Health Implications of Excess Lipogenesis
When de novo lipogenesis becomes chronically overactive, it can lead to health issues. A primary consequence is the development of non-alcoholic fatty liver disease (NAFLD). In this condition, excessive fat accumulates in the liver, driven by elevated rates of DNL. Studies show that in individuals with NAFLD, DNL can account for as much as 26% of the fat stored in the liver.

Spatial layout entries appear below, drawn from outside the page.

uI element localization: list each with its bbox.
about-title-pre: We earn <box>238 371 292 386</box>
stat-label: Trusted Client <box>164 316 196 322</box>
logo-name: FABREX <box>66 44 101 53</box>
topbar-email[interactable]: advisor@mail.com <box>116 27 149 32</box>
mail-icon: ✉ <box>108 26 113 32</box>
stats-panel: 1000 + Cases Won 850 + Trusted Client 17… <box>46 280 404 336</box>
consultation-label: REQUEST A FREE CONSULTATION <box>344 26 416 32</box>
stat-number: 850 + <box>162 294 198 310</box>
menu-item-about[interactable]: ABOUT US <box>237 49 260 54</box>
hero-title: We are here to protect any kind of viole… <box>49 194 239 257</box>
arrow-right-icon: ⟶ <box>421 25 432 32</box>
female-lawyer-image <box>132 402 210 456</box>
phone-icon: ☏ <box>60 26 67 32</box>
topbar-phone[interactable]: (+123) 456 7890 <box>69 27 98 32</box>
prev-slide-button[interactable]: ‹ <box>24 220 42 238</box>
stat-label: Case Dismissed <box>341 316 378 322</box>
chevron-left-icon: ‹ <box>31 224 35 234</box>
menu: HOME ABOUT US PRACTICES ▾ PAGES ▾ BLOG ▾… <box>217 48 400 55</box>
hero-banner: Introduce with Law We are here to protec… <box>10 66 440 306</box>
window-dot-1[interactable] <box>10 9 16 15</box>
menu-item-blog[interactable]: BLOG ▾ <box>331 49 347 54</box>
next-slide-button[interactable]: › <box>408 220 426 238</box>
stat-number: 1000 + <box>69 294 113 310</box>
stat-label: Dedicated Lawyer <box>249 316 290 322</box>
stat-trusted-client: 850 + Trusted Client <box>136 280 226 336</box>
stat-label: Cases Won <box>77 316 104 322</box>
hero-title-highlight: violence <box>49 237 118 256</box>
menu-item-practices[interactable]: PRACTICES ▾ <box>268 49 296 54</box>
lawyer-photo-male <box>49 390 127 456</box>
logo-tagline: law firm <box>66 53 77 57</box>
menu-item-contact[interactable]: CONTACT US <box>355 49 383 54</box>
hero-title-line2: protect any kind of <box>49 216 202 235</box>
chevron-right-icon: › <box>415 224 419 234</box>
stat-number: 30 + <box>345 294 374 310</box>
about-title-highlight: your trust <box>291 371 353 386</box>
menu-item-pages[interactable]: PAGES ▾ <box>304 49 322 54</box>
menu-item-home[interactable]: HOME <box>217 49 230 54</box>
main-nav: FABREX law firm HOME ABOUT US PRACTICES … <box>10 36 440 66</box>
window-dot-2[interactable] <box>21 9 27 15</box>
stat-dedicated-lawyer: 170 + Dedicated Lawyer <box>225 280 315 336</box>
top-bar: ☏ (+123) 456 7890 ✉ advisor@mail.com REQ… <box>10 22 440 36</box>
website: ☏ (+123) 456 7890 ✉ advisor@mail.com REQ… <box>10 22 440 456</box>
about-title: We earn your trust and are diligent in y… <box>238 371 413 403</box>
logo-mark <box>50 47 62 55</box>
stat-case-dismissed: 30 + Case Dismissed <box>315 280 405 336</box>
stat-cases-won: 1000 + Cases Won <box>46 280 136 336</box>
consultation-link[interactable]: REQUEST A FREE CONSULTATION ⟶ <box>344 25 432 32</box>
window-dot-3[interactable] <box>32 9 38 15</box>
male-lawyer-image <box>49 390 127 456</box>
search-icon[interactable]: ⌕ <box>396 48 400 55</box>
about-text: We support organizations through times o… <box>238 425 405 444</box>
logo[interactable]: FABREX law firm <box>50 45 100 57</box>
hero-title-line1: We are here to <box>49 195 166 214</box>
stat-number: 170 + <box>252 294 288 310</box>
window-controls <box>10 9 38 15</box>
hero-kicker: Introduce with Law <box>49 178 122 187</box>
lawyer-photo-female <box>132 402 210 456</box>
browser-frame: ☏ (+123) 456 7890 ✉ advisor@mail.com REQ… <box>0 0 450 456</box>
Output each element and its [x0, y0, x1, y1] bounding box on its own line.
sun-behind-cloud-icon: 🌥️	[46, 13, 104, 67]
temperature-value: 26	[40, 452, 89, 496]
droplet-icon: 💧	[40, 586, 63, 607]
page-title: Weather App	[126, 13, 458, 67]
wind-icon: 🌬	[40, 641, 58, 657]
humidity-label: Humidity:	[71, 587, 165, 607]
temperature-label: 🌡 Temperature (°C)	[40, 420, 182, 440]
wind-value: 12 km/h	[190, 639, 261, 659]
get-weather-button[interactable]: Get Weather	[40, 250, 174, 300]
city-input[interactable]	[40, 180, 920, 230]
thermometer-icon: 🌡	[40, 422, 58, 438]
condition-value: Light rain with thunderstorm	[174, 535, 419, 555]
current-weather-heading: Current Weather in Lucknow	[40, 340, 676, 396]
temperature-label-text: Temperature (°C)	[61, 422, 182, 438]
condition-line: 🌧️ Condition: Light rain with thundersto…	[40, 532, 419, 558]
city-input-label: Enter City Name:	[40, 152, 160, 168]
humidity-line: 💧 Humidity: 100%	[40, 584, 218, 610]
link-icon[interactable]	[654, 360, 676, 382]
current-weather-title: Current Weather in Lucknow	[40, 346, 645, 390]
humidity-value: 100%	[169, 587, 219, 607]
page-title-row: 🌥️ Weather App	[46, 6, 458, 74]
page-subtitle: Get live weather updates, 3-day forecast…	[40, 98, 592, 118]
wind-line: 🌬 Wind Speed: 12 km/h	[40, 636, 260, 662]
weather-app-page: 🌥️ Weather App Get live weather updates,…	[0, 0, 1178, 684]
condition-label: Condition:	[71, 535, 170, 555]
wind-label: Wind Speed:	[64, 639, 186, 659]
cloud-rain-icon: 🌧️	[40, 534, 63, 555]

Chronically elevated lipogenesis is also closely linked to insulin resistance. When the liver continuously produces and stores excess fat, it can become less responsive to insulin’s signals. This creates a cycle where insulin resistance leads to higher insulin levels, which in turn further stimulates DNL in the liver. This cycle is a precursor to type 2 diabetes.
Excessive DNL contributes to overall obesity and related metabolic problems. The constant conversion of excess carbohydrates into fat adds to the body’s fat stores. This process can lead to elevated levels of triglycerides in the bloodstream (dyslipidemia) and increased fat deposition in visceral areas, which are features of the metabolic syndrome.